The Arcanum is still headquartered at Vannever Hall, Holmscroft's "ancestral estate" in England. In contrast to several other groups, the Arcanum is not a secret society. The public knows of it as a prestigious, if odd, global academic society. Peer-reviewed journals circulate in universities and accept publications from the uninitiated. Chapter Houses exist all over the world, each headed by a chancellor who reports to the Grand Chancellor of the Arcanum. Chapter houses may also administer "colonies," collectives of researchers without the autonomy of a full chapter house. A single group of Arcanum researchers is called a "lodge," and often consists of a group of Arcanists who came up together as Neophytes through the organization.

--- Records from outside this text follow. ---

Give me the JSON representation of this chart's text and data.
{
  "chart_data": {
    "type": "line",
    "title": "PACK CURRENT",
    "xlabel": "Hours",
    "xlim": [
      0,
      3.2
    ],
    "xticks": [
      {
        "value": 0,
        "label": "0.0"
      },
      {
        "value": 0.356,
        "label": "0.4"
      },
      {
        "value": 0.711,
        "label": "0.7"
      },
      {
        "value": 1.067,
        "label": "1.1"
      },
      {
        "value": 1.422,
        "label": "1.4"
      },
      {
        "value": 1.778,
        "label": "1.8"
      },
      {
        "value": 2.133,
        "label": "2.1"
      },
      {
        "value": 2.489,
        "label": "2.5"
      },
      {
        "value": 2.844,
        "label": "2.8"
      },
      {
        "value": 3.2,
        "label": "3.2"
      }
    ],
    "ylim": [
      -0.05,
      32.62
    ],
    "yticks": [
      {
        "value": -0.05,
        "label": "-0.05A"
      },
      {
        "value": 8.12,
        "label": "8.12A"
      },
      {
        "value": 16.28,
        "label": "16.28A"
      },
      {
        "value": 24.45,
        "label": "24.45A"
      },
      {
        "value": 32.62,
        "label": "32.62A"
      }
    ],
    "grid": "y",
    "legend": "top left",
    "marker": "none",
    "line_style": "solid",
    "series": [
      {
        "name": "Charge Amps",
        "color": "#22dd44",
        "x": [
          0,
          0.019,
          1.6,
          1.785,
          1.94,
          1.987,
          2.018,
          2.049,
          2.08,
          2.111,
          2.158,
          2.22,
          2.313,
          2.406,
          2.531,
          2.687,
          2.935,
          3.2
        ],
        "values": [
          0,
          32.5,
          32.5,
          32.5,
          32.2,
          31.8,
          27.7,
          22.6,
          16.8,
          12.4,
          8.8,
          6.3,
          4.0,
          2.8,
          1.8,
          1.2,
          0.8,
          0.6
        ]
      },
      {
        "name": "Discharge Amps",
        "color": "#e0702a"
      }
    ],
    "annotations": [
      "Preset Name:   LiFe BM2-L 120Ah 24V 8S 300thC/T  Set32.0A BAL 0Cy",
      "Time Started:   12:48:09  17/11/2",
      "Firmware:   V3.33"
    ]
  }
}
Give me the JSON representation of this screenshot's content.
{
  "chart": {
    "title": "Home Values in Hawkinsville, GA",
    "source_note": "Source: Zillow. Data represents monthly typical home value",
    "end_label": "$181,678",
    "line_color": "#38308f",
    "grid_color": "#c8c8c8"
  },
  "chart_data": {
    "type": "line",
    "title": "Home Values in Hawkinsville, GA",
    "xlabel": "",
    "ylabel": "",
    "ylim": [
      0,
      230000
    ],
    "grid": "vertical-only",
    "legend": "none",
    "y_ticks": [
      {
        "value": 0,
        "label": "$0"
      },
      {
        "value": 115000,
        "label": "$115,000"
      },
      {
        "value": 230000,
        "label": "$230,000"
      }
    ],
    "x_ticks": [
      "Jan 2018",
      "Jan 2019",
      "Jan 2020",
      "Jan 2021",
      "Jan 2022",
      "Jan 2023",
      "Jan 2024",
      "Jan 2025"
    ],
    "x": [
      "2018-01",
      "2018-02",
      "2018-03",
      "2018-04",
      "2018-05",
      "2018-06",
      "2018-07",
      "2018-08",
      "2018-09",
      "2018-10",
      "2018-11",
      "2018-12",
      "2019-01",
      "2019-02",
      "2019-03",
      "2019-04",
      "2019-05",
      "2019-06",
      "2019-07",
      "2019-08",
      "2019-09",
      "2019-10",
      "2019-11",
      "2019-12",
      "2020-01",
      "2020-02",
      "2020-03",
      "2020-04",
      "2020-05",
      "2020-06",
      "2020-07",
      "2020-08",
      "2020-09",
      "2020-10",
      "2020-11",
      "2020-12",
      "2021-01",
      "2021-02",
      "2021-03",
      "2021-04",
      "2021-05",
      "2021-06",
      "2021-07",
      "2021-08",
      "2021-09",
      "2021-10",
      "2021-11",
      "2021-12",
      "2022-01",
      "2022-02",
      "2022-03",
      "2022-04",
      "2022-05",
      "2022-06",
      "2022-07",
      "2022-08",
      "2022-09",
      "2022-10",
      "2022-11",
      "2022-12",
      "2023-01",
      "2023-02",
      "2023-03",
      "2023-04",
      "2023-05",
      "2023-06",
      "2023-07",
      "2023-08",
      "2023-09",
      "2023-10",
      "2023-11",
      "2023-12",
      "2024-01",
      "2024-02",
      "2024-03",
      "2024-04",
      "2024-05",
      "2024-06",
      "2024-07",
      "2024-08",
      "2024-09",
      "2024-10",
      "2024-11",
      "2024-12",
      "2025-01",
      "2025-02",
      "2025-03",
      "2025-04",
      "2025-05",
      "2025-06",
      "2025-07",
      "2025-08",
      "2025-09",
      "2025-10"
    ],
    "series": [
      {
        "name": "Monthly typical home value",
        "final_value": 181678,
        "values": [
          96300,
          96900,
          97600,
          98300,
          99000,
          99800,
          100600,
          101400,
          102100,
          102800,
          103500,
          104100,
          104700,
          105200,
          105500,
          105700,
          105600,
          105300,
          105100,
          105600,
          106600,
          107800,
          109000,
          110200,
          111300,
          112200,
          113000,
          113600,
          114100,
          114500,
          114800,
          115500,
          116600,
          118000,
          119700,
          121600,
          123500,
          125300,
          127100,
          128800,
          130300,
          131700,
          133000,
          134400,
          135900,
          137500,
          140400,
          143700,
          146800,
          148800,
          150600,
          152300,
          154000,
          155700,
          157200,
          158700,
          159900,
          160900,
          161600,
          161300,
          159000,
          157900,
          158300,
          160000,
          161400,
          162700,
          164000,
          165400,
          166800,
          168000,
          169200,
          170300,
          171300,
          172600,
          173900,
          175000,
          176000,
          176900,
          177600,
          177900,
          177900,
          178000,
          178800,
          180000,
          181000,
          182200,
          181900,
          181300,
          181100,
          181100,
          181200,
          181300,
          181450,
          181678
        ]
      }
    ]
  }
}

The Arcanum also includes a number of "colleges" which cross-cut the hierarchy of chapter houses, uniting scholars with a shared interest in a particular field of the occult. Known Colleges include topics like Thaumatology, Lycanthropic studies, Extra-terrestial studies, mythoarchaeology, Egyptology, Hermetic Studies, Shamanic Studies and Parapsychology. Each college is headed by a dean who convenes with other deans in a Senate that addresses the Executive Committee to discuss funding.

Members go through several levels of initiation, with those at the fringes of the organization called "associaties." The only way of entering the society is through invitations, so these associates work to prove themselves useful. New initiates are called Neophytes, who after a period of training become Journeymen. Those Journeymen who take on the responsibility for shepherding Neophytes are given the rank of Elder Brother or Elder Sister.

The leaders of the Arcanum are, on paper, the Executive Committee, lead by the Grand Chancellor. There are rumours, however, of a secret cabal called the White Monks who are the true directors of the organization. They are said to be opposed by the Red Monks, though whether this other groups desires to reform or destroy the Arcanum is never clear. If these Monks even exist, they may be mages, vampires, Umbral lords, or merely very long-lived mortals as Holmscroft appears to have been. Winthrop Murray will neither confirm nor deny his involvement with the Red Monks.